Snaith grinned. “Eye ter the main chance, that one, I know that, whereas you … yer like a dog wi’ a bone. Never let go. Cut orff yer ’ead an’ yer teeth’d still be fast shut. Bleedin’ bastard, y’are! Still, nobody crossed yer twice, not even yer own.”

“You said that before.” Monk was stung by his helplessness. “Did I do anything to Runcorn he didn’t have coming?” He framed the question aggressively, as if he knew the answer, but his stomach knotted as he looked at Snaith’s face in the gaslight and waited for the answer. It seemed an age in coming. He could feel the seconds slip by and hear his own heart beating.

MacPherson cleared his throat.

Snaith stared back, his round, hazel eyes shadowed, his face a trifle puckered. Monk knew before he spoke that his reply was the one he feared.

“Yeah, I reckon so. Enemy in front of yer’s one thing, be’ind yer’s another. I don’ know wot yer dun ter ’im, but it fair broke ’im, an’ ’e weren’t ’spectin’ it from yer. Learned me summink abaht yer. Never took yer light arter that. Yer an ’ard bastard, an’ that’s the truth.” He took a breath. “But if yer want the swine wot done them women in Seven Dials, I’ll ’elp yer ter that. I in’t fussy ’oo I use. Go an’ ask Wee Minnie. Ol’ Bertha dunno nuthink. Find Wee Minnie an’ tell ’er I sent yer.”
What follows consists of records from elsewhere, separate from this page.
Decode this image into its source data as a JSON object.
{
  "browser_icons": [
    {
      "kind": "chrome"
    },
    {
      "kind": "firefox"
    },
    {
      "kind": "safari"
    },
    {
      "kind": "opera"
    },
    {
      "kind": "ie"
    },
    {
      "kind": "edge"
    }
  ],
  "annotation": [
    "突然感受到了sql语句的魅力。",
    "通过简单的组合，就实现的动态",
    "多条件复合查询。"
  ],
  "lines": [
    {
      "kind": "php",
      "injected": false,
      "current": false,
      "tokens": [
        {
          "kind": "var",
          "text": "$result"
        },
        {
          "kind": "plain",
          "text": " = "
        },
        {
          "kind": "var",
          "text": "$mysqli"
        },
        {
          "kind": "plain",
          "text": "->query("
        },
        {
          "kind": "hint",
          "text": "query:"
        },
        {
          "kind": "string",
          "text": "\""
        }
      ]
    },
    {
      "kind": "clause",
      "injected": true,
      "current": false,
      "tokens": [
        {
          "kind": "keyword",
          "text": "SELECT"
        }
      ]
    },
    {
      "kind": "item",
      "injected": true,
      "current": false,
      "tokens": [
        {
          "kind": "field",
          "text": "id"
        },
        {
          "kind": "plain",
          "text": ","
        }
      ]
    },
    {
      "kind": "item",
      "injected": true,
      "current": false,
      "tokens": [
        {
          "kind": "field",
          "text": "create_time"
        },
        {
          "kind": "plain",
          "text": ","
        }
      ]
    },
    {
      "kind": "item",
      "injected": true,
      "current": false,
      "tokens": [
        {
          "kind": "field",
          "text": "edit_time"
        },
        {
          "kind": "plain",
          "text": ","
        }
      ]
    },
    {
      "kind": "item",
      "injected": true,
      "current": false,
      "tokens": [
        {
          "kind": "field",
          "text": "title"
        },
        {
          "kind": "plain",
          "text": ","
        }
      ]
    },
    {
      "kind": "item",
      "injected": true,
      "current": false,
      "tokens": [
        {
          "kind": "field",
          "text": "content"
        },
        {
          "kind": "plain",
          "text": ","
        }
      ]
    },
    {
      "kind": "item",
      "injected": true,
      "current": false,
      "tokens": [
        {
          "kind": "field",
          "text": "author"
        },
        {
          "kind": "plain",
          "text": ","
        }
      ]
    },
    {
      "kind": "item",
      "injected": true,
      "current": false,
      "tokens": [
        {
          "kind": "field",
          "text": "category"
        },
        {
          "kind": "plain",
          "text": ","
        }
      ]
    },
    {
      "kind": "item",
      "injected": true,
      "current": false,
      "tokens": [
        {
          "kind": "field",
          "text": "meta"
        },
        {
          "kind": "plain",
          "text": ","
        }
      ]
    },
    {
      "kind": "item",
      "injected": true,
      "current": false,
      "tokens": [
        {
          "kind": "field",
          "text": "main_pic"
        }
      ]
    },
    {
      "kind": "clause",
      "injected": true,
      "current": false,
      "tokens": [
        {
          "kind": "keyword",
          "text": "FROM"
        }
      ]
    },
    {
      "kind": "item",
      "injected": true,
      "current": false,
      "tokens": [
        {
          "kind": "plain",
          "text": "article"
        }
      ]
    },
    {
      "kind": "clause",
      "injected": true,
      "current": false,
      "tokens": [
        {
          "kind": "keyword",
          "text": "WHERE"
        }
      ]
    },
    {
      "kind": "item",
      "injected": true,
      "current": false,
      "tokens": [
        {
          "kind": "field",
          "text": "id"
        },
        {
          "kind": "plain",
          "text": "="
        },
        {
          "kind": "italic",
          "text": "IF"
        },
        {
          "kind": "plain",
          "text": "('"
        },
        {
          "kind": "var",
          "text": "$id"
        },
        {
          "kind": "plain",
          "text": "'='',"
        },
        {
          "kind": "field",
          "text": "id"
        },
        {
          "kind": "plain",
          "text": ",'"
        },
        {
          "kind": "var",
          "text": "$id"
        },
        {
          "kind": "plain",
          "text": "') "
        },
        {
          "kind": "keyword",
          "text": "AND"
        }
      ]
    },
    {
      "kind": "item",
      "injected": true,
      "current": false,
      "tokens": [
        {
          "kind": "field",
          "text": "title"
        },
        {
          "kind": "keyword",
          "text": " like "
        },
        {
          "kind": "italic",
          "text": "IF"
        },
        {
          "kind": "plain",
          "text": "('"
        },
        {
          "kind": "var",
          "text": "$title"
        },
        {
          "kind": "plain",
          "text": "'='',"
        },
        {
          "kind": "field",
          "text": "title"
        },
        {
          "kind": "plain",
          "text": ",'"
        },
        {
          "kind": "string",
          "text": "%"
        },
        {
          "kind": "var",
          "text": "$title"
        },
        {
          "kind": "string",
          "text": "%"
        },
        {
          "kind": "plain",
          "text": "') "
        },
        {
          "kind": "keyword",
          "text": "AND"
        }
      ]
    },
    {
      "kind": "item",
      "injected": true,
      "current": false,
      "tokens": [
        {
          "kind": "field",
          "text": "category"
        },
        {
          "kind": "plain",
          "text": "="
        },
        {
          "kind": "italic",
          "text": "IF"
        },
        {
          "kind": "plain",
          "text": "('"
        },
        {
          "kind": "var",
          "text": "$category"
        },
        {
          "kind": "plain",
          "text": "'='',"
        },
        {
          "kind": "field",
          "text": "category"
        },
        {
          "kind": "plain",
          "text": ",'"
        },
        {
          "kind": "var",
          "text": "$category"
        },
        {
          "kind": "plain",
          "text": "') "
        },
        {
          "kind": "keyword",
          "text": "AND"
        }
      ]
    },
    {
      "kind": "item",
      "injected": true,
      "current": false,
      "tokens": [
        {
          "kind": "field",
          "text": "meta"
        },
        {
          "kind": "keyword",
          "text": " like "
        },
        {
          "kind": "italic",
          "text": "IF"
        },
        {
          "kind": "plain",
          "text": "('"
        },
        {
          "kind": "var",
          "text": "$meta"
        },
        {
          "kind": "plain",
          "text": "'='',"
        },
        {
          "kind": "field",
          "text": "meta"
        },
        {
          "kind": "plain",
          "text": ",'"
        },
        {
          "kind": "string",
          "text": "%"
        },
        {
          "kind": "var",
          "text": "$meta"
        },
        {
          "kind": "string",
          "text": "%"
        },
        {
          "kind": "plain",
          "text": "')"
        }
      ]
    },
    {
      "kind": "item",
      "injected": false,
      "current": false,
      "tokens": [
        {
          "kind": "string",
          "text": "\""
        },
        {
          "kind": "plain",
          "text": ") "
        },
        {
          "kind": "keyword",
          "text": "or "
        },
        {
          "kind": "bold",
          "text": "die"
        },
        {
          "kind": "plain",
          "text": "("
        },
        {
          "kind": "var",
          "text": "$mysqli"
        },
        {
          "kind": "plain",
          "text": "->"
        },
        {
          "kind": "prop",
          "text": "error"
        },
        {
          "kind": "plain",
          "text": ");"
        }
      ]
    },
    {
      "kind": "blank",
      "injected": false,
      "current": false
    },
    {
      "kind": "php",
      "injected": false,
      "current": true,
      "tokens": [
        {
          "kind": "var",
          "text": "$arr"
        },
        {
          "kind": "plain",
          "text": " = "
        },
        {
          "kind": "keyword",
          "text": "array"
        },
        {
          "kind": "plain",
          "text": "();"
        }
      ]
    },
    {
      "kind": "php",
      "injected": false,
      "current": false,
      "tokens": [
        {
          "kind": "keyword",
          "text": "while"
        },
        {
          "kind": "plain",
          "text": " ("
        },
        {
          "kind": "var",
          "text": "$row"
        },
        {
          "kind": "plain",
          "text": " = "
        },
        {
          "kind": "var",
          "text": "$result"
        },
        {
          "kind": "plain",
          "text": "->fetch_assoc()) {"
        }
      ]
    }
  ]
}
“She won’t believe me,” Monk said reasonably.

“Yeah, she will, ’cos less’n I tell yer w’er ter find ’er, yer’ll be wand’rin’ around the rookeries for the rest o’ yer life.”

“That’s the truth, so it is,” MacPherson agreed.

“So tell me,” Monk said.

Snaith shook his head. “In’t yer never scared, Monk? In’t it never entered yer ’ead as we’d cut yer throat an’ drop yer in the midden, jus’ for ol’ times’ sake?”

Monk grinned. “Several times, and if you do there is nothing I can do now to stop you. I’m too far into St. Giles to yell for help, even supposing anyone would come. But you’re a businessman, at least MacPherson is. You want what I want. You’ll wait until I’ve got it before you do anything to me.”

“There are times when I could almost like yer,” Snaith said, surprised at himself. “One thing I’ll say for yer, yer in’t never an ’ypocrite. Got that much on Runcorn, poor sod.”

“Thank you,” Monk said sarcastically. “Wee Minnie?”

It was a tortuous hour, and Monk got lost three times before he finally slipped through an alley gateway, across a brick yard and up the back steps into a series of rooms which finally ended in the airlessly hot parlor where Wee Minnie sat on a pile of cushions, her wrinkled face in a toothless smile, her gnarled hands clicking knitting needles of bone as she worked on what appeared to be a sock without looking at it.

“So yer got ’ere,” she observed with a dry chuckle. “Thought as yer’d got lorst. Yer wanter know about rape, do yer?”

He should have known word would reach her before he did.

“Yes.”

“There was two. Bad, they was, so bad no one never said nothing.”